My adoptive brother came from India--the northern part, in the Himalayas. My adoptive sister's mother came from Mexico, her mother's husband was Irish-American, and she could pass for Black, which was why she was in foster care. I went home, dated a White man with partial albinism, and made a serious attempt to adopt a blue-eyed blonde child. I went back to the city, married a British West Indian man with melanism, and became the stepmother of a Black...young man. My adoptive sister's husband was Black; their children look Black. My natural sister's husband is White; my natural sister has that "classic black Irish" complexion thing going, too, and their children look White. The young cousin who shares my name is half Mexican, but not pura sangre native Mexican, and can be seen as Black. My brother died young; the girl he should have married had children who are also less than pura sangre native Mexican, and can be seen as White. The man I've mentioned online as a Significant Other, 2006-2022, was Cherokee, as was the adoptive son who lived with him; his first wife and her children were White. Then just to mix things up the very dear friend whom I met too late in life for sentimentalities about being adoptive sisters, but she taught her child to call me "aunt," was a German Jewish blonde who married a German Christian blond, so there's a real blond German-American Jewish youth in among The Nephews, too. You could say that my home is a place where people are judged not by the color of their skin but by the content of their character.

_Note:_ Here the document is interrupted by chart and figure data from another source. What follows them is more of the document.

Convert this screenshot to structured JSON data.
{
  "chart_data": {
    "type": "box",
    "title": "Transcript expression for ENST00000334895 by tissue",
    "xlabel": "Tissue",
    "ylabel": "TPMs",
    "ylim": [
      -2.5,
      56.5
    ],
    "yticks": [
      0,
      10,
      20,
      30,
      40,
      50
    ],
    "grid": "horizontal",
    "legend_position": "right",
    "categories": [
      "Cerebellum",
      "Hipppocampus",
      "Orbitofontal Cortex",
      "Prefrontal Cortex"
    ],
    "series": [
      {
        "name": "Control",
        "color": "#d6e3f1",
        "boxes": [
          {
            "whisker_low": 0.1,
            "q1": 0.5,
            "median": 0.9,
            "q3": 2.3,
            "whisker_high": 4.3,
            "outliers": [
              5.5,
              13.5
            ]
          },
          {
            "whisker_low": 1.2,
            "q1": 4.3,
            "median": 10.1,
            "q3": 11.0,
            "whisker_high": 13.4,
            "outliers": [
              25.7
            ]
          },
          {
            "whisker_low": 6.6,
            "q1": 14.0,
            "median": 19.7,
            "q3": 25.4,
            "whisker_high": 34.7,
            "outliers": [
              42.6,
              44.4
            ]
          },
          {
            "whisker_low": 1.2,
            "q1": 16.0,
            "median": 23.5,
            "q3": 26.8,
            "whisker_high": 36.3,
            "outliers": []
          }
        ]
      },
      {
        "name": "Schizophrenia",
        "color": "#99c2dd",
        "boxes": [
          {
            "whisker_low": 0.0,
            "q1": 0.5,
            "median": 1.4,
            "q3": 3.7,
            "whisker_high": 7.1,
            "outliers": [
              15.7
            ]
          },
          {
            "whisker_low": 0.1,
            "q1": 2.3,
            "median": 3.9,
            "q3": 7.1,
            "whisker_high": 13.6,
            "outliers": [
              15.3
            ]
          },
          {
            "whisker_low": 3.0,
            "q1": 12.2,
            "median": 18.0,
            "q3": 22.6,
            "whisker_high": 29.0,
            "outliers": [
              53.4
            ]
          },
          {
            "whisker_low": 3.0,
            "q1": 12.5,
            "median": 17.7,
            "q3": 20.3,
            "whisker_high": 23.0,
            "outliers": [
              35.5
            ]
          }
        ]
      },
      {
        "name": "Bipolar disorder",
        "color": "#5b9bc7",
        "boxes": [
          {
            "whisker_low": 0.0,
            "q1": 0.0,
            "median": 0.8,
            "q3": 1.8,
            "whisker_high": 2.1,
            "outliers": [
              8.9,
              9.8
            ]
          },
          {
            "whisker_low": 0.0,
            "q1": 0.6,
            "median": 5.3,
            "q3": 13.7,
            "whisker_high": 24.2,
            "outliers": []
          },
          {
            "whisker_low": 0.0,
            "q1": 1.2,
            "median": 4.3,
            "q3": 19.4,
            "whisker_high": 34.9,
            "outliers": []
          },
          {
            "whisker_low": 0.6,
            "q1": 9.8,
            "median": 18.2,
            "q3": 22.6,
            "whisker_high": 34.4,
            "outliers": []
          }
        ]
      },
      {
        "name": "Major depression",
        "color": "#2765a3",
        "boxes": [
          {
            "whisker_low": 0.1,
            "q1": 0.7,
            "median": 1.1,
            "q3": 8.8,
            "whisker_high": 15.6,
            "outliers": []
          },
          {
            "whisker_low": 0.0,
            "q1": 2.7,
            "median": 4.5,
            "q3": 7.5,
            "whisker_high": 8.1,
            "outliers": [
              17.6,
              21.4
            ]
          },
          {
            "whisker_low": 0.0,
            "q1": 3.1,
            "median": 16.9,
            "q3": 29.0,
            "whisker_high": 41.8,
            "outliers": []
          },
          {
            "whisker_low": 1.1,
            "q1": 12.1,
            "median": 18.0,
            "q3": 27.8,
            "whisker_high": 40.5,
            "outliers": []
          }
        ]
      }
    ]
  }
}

In Takoma Park most people lived in houses rented out by rooms, and advertisements for available rooms used to specify the house language. My house language is English. Well, mostly. It's a choice. Most of us have a free choice. Some days you might hear Spanish. When my husband was alive, some days we even spoke French for as long as we could. (He went to McGill and immigrated legally via Canada.)
But, yes...character. I noticed, all the way back in college, that all the people I liked did have certain things in common. Specifically, they were all introverts. And still are.
So, "introvert" is the part of my physical genetic identity that matters most to me. Introverts are My People. Extroverts may be all right in their way, but they're a different kind of people. That limited amount of energy we have for putting up with other people's company? It lasts about five times as long when I'm among fellow introverts as it does when extroverts are around.